In a letter to the council, Mrs Crosbie’s agents said the coastal defence works, consisting of 122 metres of rock, would proceed unless they heard from the council within seven days.
The council says the work does not have the necessary planning permission and is within a special area of conservation. The house is situated at Clones Lower, Kilgorman and, according to the council, is not threatened by coastal erosion.
The council has since written to the agents ordering the couple to halt work immediately and comply with planning regulations.
“The application was received last November and planning was refused on March 11, because we were not satisfied that the proposed coastal protection works would not have an adverse impact on the adjoining coastline,” said Niall McDonnell, senior executive officer in the council’s planning department.
“There was inadequate information to assess the impact of the development on the adjoining special area of conservation and it would therefore be contrary to proper planning,” he added.
The council believes that the proposed works would require not only council planning but also a foreshore licence, as well as sanction from both the Department of the Environment and the Department of the Marine and Natural Resources.
“It is not unusual for someone to reapply and address the reasons for refusal. We would be happy to talk to the Crosbies,” said Mr McDonnell.
“We have done an erosion study of that area and would be happy to make it available to him. The house is not at all seriously threatened and is unlikely to be in the next 40 to 50 years.
“If the works continue we will be obliged to take proceedings. We apply the law fairly and equally. We don’t consider the response to be arrogant but we find it upsetting and disappointing.”

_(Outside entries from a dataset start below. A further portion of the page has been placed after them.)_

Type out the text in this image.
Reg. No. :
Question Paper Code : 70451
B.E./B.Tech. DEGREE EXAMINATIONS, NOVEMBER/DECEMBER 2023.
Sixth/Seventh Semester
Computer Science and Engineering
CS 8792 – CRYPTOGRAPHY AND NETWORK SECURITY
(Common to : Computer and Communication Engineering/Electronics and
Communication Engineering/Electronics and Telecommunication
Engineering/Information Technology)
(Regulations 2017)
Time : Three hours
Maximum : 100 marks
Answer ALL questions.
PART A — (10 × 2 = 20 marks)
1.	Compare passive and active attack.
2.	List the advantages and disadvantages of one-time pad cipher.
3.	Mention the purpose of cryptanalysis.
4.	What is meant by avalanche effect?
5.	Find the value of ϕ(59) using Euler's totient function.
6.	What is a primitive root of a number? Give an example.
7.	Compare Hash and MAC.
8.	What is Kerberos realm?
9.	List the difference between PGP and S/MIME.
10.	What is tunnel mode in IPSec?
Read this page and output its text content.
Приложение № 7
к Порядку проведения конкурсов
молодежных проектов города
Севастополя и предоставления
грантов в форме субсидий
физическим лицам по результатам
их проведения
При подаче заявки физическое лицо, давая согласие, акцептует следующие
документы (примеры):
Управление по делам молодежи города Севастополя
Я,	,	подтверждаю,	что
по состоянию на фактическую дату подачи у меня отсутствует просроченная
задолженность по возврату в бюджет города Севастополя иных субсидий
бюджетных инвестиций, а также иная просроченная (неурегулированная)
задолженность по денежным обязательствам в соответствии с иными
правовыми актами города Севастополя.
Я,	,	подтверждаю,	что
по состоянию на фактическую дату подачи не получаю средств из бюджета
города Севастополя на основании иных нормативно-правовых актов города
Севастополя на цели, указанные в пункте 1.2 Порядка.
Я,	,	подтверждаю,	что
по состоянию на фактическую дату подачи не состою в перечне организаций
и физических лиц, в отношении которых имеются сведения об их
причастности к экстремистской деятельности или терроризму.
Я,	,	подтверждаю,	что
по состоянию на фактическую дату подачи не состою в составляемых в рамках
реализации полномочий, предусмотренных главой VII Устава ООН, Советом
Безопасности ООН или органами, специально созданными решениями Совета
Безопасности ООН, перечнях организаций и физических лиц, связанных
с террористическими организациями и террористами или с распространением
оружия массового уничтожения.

Mr Crosbie could not be contacted for comment last evening.
Harry Crosbie is a highly successful entrepreneur, with a large property portfolio in Dublin’s docklands.
More than 12 years ago, a proposal by Mr Crosbie to build an apartment block on Dublin’s North Wall campshire was rejected by the city planners and An Bord Pleanála.
However, last July his Point Village Company bought the 2,200-seat theatre under construction at Grand Canal Square.
The €100 million theatre is the third big performance venue planned for the docklands, following the redevelopment of the Point — also owned by Mr Crosbie — and the planned move of the Abbey Theatre to the area.
Mr Crosbie is also planning to double the size of the Point Theatre on North Wall Quay to seat up to 15,000 people, investing €850m in creating a village of shops, homes, offices, restaurants and cafes. He has signed up Dunnes Stores to be the anchor tenant with a 150,000-sq-ft store.
He has also signed up chef Marco Pierre White to open a brasserie in the Point Village called Hell’s Kitchen.
He also plans a 39-storey building called the Watchtower.